Von der reichen Kunst eines armen Mannes
Sein künstlerisches Werk ist in den 35 Jahren seines Aufenthalts in der psychiatrischen Heilanstalt Waldau bei Bern enstanden: Die Arbeiten des Schweizer Künstlers Adolf Wölfli stehen in diesem Jahr im Mittelpunkt der Internationalen Tage in Ingelheim. Bei der Erschließung der Welt außerhalb seiner Zelle kannte sein Wille zur Gestaltung keine Grenzen.
Veröffentlicht:INGELHEIM. Er sei ein "Natuhrvorscher", "Gäärtner", "Tohtten-Gräber", ein Dichter, Schreiber, Zeichner, Melker, Fischer, Schiffer und "Componist", charakterisierte sich Adolf Wölfli selbst. In seinem Gestaltungswillen kannte der Schweizer keine Grenzen.
Wölfli-Ausstellung im Alten Rathaus Ingelheim
Die Ausstellung mit Werken Adolf Wölflis ist noch bis zum 10. Juli im Alten Rathaus Ingelheim am Rhein, François-Lachenal-Platz 1, zu sehen, und zwar von Dienstag bis Freitag zwischen 11 und 19 Uhr, samstags und sonntags von 11 bis 18 Uhr. Der Eintritt beträgt sechs Euro, Öffentliche Führungen gibt es jeweils am Donnerstag um 19 Uhr sowie am Samstag um 18 Uhr.
Der Katalog zur Ausstellung kostet 29,80 Euro. Weitere Informationen finden Sie im Internet unter www.internationale-tage.de
Sein künstlerisches Werk, entstanden während seines 35 Jahre währenden Aufenthalts in der psychiatrischen Heilanstalt Waldau bei Bern, umfasst 25 000 Seiten mit Zeichnungen, Gedichten, Texten, Collagen, Notationen und Zahlen.
Eine Auswahl seines Oeuvres ist derzeit im Rahmen der vom Arzneimittel-Hersteller Boehringer Ingelheim veranstalteten Internationalen Tage im Alten Rathaus der Rheinstadt zu sehen.
Der Vater ist alkoholsüchtig
Adolf Wölfli wird 1864 als jüngstes von sieben Kindern in Bowil (Kanton Bern) geboren. Als der alkoholsüchtige Vater 1870 die Familie verlässt, muss die Mutter als Wäscherin den Lebensunterhalt für ihre Familie allein verdienen. 1873 stirbt sie.
Fortan lebt Adolf unter schwersten Bedingungen als so genannter Verdingbub bei verschiedenen Bauernfamilien in Schangnau, später arbeitet er als Knecht und Handlanger.
1890 wird Wölfli wegen versuchter Notzucht an einem 14-jährigen und einem fünfjährigen Mädchen verhaftet und zu zwei Jahren Zuchthaus verurteilt.

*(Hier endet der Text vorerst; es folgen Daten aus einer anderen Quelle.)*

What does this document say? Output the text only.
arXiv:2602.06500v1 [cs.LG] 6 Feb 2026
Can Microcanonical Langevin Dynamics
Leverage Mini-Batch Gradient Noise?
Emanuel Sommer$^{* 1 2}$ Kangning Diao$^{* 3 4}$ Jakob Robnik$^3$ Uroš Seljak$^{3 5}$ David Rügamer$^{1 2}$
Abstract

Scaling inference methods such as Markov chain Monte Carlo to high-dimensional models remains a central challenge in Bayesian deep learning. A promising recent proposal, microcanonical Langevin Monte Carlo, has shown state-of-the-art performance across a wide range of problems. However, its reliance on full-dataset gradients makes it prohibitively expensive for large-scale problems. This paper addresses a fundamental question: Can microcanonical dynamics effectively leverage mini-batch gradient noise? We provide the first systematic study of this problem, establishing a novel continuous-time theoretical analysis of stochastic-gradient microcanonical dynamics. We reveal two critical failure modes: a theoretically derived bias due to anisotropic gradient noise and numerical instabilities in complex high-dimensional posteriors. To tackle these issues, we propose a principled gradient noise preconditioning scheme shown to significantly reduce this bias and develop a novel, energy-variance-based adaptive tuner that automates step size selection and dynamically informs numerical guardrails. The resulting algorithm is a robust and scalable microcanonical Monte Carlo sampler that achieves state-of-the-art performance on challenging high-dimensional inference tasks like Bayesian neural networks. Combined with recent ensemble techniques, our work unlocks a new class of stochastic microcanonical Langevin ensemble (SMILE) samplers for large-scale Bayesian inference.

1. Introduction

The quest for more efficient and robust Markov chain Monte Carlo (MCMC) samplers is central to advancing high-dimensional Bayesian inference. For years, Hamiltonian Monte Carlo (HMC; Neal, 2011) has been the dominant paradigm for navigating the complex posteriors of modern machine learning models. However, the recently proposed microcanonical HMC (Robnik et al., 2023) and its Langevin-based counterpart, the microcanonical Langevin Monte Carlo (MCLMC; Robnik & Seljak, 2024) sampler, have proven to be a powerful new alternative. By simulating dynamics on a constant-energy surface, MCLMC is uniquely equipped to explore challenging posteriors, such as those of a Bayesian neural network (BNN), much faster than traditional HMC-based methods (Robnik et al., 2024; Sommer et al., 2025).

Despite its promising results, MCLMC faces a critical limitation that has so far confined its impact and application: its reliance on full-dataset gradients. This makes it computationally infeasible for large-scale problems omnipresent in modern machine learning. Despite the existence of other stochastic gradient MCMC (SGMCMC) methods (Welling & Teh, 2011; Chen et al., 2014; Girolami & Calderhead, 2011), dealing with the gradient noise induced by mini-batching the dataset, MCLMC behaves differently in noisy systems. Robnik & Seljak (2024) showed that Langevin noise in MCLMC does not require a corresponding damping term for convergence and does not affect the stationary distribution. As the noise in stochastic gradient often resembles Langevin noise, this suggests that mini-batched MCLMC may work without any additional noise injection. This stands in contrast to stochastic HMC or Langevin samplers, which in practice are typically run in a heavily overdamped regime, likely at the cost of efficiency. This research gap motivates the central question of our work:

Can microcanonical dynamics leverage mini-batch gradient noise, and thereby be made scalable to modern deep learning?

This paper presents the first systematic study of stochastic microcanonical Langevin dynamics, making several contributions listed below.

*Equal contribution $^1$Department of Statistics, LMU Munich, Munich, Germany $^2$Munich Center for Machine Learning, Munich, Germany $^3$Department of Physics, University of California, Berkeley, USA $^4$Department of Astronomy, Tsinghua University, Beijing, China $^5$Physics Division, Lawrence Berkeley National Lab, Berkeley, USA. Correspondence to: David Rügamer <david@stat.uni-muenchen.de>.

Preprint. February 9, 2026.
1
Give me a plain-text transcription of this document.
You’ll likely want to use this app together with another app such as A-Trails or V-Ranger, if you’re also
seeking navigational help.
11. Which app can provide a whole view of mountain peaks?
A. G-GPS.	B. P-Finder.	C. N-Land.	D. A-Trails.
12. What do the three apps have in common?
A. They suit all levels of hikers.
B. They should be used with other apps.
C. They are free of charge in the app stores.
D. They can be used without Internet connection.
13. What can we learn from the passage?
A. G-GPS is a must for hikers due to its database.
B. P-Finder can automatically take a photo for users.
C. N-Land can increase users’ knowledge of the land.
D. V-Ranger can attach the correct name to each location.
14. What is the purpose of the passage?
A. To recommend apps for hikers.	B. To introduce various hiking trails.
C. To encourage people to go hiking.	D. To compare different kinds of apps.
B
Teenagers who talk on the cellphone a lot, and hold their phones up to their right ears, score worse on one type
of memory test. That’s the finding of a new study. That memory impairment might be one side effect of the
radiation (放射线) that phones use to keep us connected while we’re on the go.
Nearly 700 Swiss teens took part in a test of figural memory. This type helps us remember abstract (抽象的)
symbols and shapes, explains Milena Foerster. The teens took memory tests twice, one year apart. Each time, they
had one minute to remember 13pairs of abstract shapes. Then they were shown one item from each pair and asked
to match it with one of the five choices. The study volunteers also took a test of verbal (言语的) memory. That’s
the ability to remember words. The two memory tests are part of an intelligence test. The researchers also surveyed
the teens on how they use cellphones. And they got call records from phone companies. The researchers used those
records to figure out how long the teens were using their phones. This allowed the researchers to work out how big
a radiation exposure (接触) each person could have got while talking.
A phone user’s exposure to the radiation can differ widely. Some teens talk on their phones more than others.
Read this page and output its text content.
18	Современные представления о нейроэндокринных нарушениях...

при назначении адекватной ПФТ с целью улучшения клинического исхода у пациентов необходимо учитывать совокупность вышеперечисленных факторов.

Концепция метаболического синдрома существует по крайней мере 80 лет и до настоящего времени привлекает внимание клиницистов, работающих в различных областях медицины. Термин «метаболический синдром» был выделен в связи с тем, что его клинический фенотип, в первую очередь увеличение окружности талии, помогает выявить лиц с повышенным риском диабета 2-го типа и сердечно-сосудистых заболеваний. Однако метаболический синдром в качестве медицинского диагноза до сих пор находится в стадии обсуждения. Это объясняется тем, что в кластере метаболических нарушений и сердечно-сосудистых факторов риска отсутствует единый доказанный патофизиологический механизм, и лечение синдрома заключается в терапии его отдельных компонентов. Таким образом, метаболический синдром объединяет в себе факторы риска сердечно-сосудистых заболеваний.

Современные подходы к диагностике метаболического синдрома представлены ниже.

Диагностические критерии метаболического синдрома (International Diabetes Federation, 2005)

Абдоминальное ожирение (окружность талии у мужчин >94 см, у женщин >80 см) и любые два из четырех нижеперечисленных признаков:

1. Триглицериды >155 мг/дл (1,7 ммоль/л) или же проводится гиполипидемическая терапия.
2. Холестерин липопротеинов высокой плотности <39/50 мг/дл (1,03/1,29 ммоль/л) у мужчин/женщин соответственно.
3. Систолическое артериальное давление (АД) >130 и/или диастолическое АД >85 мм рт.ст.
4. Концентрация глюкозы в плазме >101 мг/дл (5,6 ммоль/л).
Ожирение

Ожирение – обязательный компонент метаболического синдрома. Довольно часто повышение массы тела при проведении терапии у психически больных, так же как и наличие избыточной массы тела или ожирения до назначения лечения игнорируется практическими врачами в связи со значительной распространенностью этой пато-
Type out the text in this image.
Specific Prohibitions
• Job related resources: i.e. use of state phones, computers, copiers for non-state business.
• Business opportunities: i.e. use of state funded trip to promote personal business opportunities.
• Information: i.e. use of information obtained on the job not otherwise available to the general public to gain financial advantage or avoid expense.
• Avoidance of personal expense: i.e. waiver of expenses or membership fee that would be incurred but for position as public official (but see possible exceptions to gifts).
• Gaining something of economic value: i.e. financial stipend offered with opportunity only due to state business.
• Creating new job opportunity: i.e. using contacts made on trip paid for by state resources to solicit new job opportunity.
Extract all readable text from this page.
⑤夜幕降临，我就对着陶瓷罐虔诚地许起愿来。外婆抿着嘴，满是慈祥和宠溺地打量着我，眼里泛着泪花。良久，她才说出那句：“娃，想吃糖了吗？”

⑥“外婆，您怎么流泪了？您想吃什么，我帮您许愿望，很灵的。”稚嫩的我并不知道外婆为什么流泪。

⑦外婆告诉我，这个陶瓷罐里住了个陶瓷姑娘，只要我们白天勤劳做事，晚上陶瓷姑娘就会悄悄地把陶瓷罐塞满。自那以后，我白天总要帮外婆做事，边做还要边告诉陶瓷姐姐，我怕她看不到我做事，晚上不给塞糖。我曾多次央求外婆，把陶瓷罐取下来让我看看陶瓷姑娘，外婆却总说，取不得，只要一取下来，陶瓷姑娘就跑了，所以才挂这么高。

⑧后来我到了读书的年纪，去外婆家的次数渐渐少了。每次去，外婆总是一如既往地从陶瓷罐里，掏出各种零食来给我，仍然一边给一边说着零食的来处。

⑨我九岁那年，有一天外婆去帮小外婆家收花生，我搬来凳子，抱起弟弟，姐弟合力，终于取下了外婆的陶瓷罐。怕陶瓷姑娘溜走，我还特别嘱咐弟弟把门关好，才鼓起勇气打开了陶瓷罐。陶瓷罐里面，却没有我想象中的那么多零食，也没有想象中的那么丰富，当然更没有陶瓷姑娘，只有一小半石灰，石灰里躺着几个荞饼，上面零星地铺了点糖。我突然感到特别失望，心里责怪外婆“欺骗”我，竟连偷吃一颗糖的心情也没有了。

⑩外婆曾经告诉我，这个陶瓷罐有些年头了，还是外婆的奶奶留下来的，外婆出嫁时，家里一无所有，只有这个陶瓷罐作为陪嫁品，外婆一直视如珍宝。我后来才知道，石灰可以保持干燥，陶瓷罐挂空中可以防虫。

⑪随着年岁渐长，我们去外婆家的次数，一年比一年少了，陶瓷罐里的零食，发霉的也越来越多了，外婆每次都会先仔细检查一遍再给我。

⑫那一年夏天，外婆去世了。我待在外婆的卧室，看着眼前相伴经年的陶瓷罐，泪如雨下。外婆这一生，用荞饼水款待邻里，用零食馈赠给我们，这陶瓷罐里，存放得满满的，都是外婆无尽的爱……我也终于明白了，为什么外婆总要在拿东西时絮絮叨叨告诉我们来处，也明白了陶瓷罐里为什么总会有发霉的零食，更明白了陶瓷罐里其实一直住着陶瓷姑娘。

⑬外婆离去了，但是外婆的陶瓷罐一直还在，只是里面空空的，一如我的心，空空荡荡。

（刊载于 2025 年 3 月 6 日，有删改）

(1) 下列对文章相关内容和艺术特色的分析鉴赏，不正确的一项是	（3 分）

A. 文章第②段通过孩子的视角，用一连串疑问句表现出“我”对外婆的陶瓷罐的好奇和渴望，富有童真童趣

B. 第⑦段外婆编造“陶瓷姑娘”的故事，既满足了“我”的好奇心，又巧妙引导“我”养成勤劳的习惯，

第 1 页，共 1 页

Drei Jahre nach seiner Entlassung wird er dann rückfällig und zur Untersuchung seiner Zurechnungsfähigkeit in die Irrenanstalt Waldau eingeliefert. Die Diagnose: Schizophrenie. Bis zu seinem Tod 1930 wird Wölfli die Anstalt nicht mehr verlassen.
In den nächsten 35 Jahren entwirft Adolf Wölfli ein Gesamtkunstwerk, das seines gleichen sucht. 25 000 meist großformatige und zu Heften gebundene Seiten sind überliefert.
Im Geiste reist er um die Welt und darüber hinaus in den Kosmos, wobei er sich ebenso eine neue Kindheit wie eine waghalsige Zukunft erschafft.
Rätselhafte Visionen
Die Welt außerhalb seiner Zelle erschließt er sich mittels Atlanten, Reisebüchern und Illustrierten, sie dient ihm als Vorlage zur Konstruktion einer eigenen bis heute rätselhaften Vision und imaginären Realität.
1928, genau zwei Jahre vor seinem Tod, beginnt er mit dem "Trauer-Marsch". Darin nimmt er die zentralen Motive seiner Welt noch einmal in konzentrierter Form auf
Die Ausstellung im Alten Rathaus Ingelheim, entstanden in Zusammenarbeit mit der Adolf-Wölfli-Stiftung und dem Kunstmuseum Bern, präsentiert Beispiele aus allen Schaffensperioden.
Darunter etwa Bleistiftzeichnungen, Illustrationen, Zahlen- und Notenbilder, Erzählungen, Lieder, Rätsel und Collagen Wölflis, kurz: "die reiche Kunst eines armen Mannes", wie die Initiatoren der Schau formulieren.
Sie findet im Rahmen der Internationalen Tage von Boehringer Ingelheim statt.